The key objectives of the scheme for ousting Abbas include uniting Fatah, weakening the Hamas resistance movement, completing the so-called peace agreement with Israel and seizing control of sovereign Palestinian institutions in the West Bank, the report said.

The initiative was corroborated by a senior Jordanian source who revealed a visit by Dahlan to the Jordanian capital, Amman, on March 31, during which the Palestinian figure requested Jordanian intervention to reconcile him with Abbas.

• Israeli Deputy Prime Minister Ayoub Kara has acknowledged that he paid a clandestine visit to Syria’s Aleppo, which is under the control of foreign-backed Takfiri terrorists. The Syrian army and its allies have been fighting to wrest control of the country’s second city from terrorists who have reportedly received advanced weapons in recent weeks.

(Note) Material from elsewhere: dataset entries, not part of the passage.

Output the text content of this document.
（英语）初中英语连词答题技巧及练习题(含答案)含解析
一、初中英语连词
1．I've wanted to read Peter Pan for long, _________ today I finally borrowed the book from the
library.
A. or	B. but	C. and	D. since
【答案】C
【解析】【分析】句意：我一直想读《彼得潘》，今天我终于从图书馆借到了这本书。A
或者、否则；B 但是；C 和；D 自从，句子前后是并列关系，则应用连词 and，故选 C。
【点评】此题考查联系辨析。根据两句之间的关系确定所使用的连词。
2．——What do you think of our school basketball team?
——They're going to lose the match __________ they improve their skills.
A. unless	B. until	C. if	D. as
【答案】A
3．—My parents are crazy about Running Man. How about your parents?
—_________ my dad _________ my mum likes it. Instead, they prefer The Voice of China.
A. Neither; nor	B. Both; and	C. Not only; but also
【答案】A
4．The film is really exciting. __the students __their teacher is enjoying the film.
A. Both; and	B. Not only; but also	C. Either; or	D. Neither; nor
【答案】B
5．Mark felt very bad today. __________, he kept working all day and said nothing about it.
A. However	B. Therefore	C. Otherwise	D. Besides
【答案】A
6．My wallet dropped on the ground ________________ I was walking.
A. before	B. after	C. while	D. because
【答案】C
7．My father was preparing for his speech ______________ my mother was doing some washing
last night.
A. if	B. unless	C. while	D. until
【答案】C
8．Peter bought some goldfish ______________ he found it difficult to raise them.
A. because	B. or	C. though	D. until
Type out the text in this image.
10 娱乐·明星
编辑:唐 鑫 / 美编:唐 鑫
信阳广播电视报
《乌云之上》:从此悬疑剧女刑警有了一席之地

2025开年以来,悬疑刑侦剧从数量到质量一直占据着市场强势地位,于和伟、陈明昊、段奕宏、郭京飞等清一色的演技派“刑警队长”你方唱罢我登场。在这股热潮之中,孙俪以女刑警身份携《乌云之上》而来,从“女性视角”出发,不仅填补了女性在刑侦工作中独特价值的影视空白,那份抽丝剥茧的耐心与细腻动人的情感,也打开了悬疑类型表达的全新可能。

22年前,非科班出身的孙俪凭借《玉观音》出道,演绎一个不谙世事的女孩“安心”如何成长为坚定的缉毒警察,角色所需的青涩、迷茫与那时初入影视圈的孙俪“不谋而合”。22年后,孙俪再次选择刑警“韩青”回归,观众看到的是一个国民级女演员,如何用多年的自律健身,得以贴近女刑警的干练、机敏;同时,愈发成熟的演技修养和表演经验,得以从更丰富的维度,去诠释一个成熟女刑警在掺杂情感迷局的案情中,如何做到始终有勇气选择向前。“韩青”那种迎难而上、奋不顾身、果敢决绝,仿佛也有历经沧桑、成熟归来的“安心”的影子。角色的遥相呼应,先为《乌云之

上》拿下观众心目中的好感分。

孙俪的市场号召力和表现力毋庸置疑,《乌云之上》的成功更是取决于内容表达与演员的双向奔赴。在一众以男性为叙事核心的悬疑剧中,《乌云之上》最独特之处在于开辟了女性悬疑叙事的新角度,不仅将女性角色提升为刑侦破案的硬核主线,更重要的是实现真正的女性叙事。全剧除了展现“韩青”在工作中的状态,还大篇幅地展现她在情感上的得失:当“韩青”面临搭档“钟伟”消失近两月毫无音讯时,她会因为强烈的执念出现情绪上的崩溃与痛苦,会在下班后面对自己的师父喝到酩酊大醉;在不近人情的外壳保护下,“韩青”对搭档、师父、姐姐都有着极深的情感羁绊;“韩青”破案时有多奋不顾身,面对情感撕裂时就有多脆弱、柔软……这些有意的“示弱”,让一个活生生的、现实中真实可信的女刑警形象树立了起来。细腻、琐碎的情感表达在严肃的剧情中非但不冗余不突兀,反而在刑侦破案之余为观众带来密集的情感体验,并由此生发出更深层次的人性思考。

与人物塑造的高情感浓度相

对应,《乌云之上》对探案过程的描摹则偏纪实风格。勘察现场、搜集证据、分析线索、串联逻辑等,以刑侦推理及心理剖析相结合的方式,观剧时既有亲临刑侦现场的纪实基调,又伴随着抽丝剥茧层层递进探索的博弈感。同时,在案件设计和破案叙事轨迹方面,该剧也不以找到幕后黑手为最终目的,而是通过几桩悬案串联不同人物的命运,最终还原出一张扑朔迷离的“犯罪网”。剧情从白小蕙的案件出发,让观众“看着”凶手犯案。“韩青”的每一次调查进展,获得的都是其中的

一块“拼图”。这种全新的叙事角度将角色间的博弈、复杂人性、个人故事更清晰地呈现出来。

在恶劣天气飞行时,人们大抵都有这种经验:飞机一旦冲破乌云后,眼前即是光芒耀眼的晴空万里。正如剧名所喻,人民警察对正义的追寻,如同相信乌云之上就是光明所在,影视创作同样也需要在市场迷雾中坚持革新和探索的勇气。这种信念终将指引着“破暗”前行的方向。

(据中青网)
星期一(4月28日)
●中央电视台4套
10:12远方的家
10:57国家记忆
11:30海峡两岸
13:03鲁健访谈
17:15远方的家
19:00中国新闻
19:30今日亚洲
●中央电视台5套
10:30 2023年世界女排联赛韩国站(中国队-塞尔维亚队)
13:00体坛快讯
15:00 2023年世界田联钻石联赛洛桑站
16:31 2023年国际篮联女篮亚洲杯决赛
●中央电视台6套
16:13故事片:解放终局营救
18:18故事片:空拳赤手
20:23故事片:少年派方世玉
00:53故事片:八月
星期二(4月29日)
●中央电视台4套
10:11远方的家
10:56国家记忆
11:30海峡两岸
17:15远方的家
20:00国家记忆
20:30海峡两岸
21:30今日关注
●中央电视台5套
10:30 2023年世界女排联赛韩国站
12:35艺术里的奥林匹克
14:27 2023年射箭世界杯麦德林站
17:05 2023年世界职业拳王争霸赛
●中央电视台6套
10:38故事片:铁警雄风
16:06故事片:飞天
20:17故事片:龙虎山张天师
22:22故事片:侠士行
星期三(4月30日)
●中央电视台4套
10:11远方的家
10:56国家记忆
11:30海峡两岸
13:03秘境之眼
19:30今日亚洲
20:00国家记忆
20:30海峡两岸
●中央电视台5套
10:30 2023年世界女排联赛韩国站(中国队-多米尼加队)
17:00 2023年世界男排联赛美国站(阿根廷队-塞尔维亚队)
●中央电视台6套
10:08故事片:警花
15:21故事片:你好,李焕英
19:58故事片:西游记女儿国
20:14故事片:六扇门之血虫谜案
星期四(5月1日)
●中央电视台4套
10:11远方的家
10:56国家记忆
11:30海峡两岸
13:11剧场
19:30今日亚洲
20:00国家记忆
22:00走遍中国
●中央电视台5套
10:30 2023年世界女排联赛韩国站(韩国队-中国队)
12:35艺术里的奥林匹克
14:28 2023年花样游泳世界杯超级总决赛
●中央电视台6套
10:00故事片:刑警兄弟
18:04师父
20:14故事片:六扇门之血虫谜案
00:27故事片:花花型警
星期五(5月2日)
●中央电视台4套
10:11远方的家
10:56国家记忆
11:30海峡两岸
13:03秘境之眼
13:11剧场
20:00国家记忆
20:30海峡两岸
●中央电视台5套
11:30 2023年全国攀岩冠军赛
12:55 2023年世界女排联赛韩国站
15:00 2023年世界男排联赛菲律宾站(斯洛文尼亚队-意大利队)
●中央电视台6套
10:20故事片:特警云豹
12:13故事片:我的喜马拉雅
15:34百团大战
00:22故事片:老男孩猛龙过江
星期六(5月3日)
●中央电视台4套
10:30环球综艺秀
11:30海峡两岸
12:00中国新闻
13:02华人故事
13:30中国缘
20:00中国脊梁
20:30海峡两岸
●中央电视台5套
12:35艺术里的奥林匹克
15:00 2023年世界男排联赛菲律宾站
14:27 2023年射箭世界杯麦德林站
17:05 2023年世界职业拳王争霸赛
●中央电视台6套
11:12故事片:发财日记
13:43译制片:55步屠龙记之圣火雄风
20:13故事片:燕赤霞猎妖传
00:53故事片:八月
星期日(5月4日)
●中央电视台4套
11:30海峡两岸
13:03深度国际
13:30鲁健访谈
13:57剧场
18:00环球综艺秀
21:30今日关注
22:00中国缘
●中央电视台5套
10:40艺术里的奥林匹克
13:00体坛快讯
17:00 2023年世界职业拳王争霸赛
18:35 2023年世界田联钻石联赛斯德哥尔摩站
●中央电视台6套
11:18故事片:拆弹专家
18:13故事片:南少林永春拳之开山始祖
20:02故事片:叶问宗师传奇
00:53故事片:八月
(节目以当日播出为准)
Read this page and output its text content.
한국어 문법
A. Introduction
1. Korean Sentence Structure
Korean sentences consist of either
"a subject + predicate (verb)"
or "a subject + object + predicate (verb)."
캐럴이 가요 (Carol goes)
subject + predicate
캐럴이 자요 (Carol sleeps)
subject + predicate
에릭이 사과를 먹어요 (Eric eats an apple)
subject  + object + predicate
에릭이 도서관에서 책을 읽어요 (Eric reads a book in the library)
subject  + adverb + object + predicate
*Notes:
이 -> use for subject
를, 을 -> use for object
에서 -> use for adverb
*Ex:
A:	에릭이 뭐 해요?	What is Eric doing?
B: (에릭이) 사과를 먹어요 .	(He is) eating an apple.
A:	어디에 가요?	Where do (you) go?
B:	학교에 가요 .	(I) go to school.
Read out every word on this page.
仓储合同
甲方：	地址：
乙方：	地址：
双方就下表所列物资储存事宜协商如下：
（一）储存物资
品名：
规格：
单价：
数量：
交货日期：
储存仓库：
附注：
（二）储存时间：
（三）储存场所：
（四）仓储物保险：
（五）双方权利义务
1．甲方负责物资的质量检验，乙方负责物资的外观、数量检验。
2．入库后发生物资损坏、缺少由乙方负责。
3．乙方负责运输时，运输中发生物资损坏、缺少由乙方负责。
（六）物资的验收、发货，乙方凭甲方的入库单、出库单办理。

Kara did not say when his visit took place, saying ‘I won’t get into it,’ the Israeli daily Haaretz reported. ‘Aleppo today is abandoned… Today when you enter it, you won’t even think that it’s Aleppo. It doesn’t even remind you of Aleppo,’ he said instead.

Late last month, Syrian officials and locals confiscated a vehicle loaded with Israeli-manufactured weapons in the southern province of Suwayda. A military source told Syria’s official news agency SANA that the vehicle was travelling from the eastern countryside of Dara’a to the desert region of Badiya.

Anti-personnel landmines, RPG rounds and launchers, B9 shells, 120 mm, 80 mm and 60 mm mortars, grenades and 23 mm machine-gun rounds were among the confiscated weapons. Syria says Israel and its Western and regional allies are aiding Takfiri terrorist groups operating inside the Arab country.

The Syrian army has frequently said it had seized Israeli-made weapons and advanced military equipment from the foreign-backed militants. Israel’s Channel 2 television network recently reported that wounded militants are transferred quietly into the occupied territories for medication and that the number has surpassed 2,100 since 2011.